Earlier this summer, TIME senior correspondent Justin Worland traveled to the Mahoning Valley, an area of northeast Ohio once teeming with manufacturing and now better known for plant closings. There he met William “Doug” Franklin, who grew up in the Valley, where his father worked in a local steel mill and his mother at a local auto supplier. Franklin himself worked 25 years at the now shuttered local General Motors facility. Today he’s the mayor of the town of Warren, focused on turning the area into an epicenter of electric-vehicle manufacturing. Even though he knows it’s not certain where the new jobs will emerge and whether they’ll equal the jobs he and his parents had, he’s optimistic.
“We know how to take a punch and how to recover; that’s just in our DNA,” Franklin told Justin.
Resilience is a theme running throughout this issue, and throughout this year in which the punches just keep coming. As the Delta variant extends its march across the U.S., correspondent Jamie Ducharme writes on the growing reality that COVID-19 may well be with us in some form as a “forever virus.” Searing images of damage wrought by extreme heat, in a portfolio by photographer Adam Ferguson, reinforce the grim findings of this month’s U.N. climate report that the planetary crisis is no longer a threat but our current reality. National political correspondent Molly Ball’s powerful profile of officer Mike Fanone, who nearly died defending the Capitol on Jan. 6, underscores the challenges that continue to face democracy. “In the aftermath of a national tragedy, we are supposed to come together,” Molly writes. “But what happens if we can’t agree? What if we’re too busy arguing?”
The issue also includes a series of stories, in partnership with the World Economic Forum, focusing on people who are seizing this moment of transformation. Like Warren Mayor Franklin, London Mayor Sadiq Khan believes in his city’s capacity to pick itself up off the mat. Staff writer Ciara Nugent writes about his efforts to drive environmental and social justice in one of the world’s largest and busiest cities. “The history of London is Muhammad Ali, knocking people out,” Khan says.

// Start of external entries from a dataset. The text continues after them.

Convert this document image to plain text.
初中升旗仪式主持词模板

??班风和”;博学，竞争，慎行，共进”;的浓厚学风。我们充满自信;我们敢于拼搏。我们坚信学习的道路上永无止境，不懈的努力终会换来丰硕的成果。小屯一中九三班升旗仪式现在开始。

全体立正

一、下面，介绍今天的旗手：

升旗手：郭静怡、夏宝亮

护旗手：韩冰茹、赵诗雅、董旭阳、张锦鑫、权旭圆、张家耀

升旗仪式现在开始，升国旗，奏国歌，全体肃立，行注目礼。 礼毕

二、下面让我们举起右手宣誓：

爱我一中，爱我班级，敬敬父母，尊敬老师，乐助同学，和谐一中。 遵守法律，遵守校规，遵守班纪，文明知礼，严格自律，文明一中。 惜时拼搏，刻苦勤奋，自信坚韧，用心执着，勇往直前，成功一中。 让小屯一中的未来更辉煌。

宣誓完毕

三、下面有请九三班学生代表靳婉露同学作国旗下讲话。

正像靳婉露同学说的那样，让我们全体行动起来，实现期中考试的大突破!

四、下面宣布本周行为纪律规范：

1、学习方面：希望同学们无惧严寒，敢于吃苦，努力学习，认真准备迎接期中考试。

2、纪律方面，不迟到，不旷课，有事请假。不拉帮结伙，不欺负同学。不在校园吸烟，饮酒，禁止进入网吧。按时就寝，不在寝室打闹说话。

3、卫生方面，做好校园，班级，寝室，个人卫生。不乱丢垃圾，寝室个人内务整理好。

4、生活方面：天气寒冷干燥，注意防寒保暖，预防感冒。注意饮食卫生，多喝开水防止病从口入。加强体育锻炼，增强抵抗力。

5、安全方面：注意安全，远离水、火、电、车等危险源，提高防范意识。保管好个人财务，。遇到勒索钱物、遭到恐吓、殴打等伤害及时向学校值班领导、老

World Economic Forum chairman Klaus Schwab—80 years after TIME’s founder famously declared the “American Century”—writes that the long-anticipated “Asian Century” is gathering steam. The transformation has been largely driven by China, whose failures on human rights and democratic freedoms are undeniable, as is its success as an economic powerhouse. It has lifted hundreds of millions of its citizens out of poverty and is surging ahead in the adoption of Fourth Industrial Revolution technologies. But as Schwab points out, China and the rest of Asia face the same social, economic and environmental crises as everyone else—and overcoming them will require significant global cooperation.
How do we do that in this moment of crisis and division?
I find hope in a group called Inspiration4, the subject of a profile in this issue and a documentary series from TIME Studios, airing globally on Netflix beginning Sept. 6. The mission—which also aims to raise $200 million for St. Jude Children’s Research Hospital—will mark the first time an all-civilian, nongovernmental crew has taken to orbit, and is led by startup CEO and pilot Jared Isaacman, who bought all four seats aboard a SpaceX Dragon rocket.
“I could have just invited a bunch of my pilot buddies to go, and we would have had a great time and come back and had a bunch of cocktails,” Isaacman told TIME editor at large Jeffrey Kluger. “Instead, we wanted to bring in everyday people and energize everyone else around the idea of opening up spaceflight to more and more of us.”
We hope you join us and Inspiration4 for the mission.